The only people who are still talking about the 5 Disney Star Wars movies are:

1) Star Wars people

2) Movie people

3) Emotionally damaged, terminally online people

As someone who fits neatly into all three categories, I can confirm that Rogue One still kicks ass.

A lot of the backlash towards Rogue One and The Last Jedi wasn't about the movies themselves. I can't believe anyone is able to watch these without conceding they are very nice-looking. These are well-put-together, expensive blockbusters. Few filmmakers can say their billion-dollar action/sci-fi studio blockbuster was a weird outlier on a brilliant career—but Rian Johnson sure can.

And how many people who will go to their graves declaring the Bourne trilogy as the greatest action franchise of all time are aware that the guy who wrote all of them co-wrote this movie? (And directed an apparently not-insignificant chunk of it after Gareth Edwards was fired—classic Disney Star Wars move.)

There are people who consider the late 80s and 90s as the Dark Ages for Star Wars, but for me, they're anything but. I came to Star Wars through the original trilogy, of course, but the video games and novels sustained me as I grew up. There were plenty of stories about the continuing adventures of the Skywalkers. But I always loved the stories of regular soldiers. The heroes of Stackpole and Allston's X-Wing novels, and the X-Wing and TIE Fighter computer games, star normal people. Even the Dark Forces series start you off as a normal soldier who never loses his blue-collar cool as he becomes a Jedi.

On top of these relatively grounded stories were countless novels about talking crystals and sentient planets and extra-galactic aliens. There were love stories and buddy comedies and young adult adventures. Star Wars was producing novels and games that felt like other movies, in the same way the original trilogy aped Lucas' favourites. Novels that felt like Jaws or Night of the Living Dead or The Long Goodbye with lightsabers and starfighters.

These weren't cash-cow paperback dreck. A brain trust was overseeing the canon of Star Wars—long before that was a word every Reddit poster had tattooed on their heart. Authors twisted their stories through the original trilogy, each others' work—and beyond. 

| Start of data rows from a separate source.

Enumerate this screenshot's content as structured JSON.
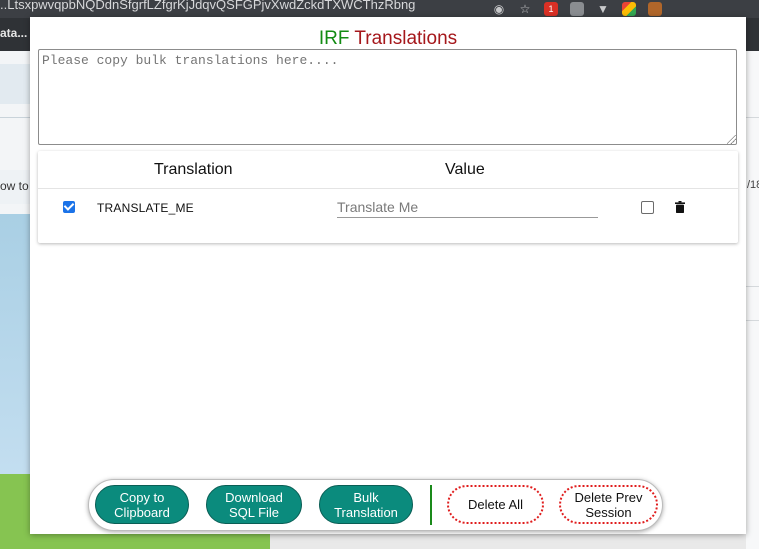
{
  "browser": {
    "url_fragment": "..Ltsxpwvqpb​NQDdnSfgrfLZfgrKjJdqvQSFGPjvXwdZckdTXWCThzRbng",
    "bookmark_label": "ata...",
    "page_text_left": "ow to",
    "page_text_right": "/18"
  },
  "popup": {
    "title_irf": "IRF",
    "title_rest": "Translations",
    "colors": {
      "irf": "#128b12",
      "translations": "#a5171b",
      "accent": "#0b8b7d",
      "danger": "#e01d1d"
    }
  },
  "bulk": {
    "placeholder": "Please copy bulk translations here....",
    "value": ""
  },
  "table": {
    "headers": {
      "translation": "Translation",
      "value": "Value"
    },
    "rows": [
      {
        "selected": true,
        "key": "TRANSLATE_ME",
        "value": "",
        "placeholder": "Translate Me",
        "flag": false
      }
    ]
  },
  "actions": {
    "copy_line1": "Copy to",
    "copy_line2": "Clipboard",
    "sql_line1": "Download",
    "sql_line2": "SQL File",
    "bulk_line1": "Bulk",
    "bulk_line2": "Translation",
    "delete_all": "Delete All",
    "delprev_line1": "Delete Prev",
    "delprev_line2": "Session"
  },
  "icons": {
    "row_delete": "trash-icon",
    "toolbar": [
      "eye-icon",
      "star-icon",
      "extension-icon",
      "camera-icon",
      "vpn-icon",
      "extension-icon",
      "extension-icon"
    ]
  }
}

Star Wars could be anything. 

But now, after decades of concentrated marketing pressure, there is a prevailing sense of what Star Wars is allowed to be.

I know movie people, smart movie people, who are casually, contemptuously dismissive of Rogue One. People who can debate the artistic merits of The Batman or are looking forward to the spectacle of Avatar 2 won't even entertain the idea that Rogue One is #goodactually.

Why? The answer is never rational or thoughtful. "It's a tragedy" they'll say or "it's unnecessary" or—this one makes my blood boil—"I didn't care about the characters because they're nobodies."

These arguments aren't about this movie. They're about Star Wars™. What Star Wars is allowed to be.

(I did have a friend, who is not a Star Wars fan, complain the movie wasn't gory enough, that he wanted to see limbs getting blown off. I'll admit my argument against this was "Well yeah but it's still a Star Wars movie." So I admit I'm not immune to this either.)

The worst things about Rogue One are the added bits to connect the movie to the greater Star Wars canon: the weird "watch yourself" guy cameo, the C-3P0 and R2D2 cameo, the digital recreation of Peter Cushing. These are weird bumps in an otherwise really slick sci-fi espionage war flick—and how many of those do we get? And who better to make one than the guy who created the friggin' Bourne franchise?

The awkward cameos and already-dated technical flexes are especially weird because the real connections are all there. The sets, the costumes and the mustaches all evoke the gritty, improvisational feel of A New Hope—except this time it's shot by Grieg Fraser. The subtle callbacks to the original trilogy, like the clever digital insertion of Red and Gold Leaders, are delightful (and look great).

The story of Rogue One is a tragedy, but the story behind Rogue One is a tragedy too. If this wasn't a Star Wars™, people would have lost their minds when it came out. An original picture that looks, sounds and feels this good, from a script this tight, with this insane cast? Riz Ahmed three years away from a Best Actor nom? Alan Tudyk as a tragi-comic robot? Ben Mendelsohn's gross wet mouth? Mads Mikkelsen? DONNIE YEN?!?!

It would have been a sensation.

And yet, it's fitting that a story about complex underdogs, the grimy heroes of a war filled with shining examples of mythic Good, has slowly simmered into a modern classic. Now the dust has settled on these Modern Star Wars, the real heroes are shown to have been the spies and behind-the-lines troops that held up Sky where our myths were Walkers.

(But also that space battle is just, wow, I thought the little strike on Eadu was all we were gonna get and then BAM full-on fleet engagement AND air-to-ground combat. I've wanted to see X-Wings vs AT-ATs since the cover for Isard's Revenge.)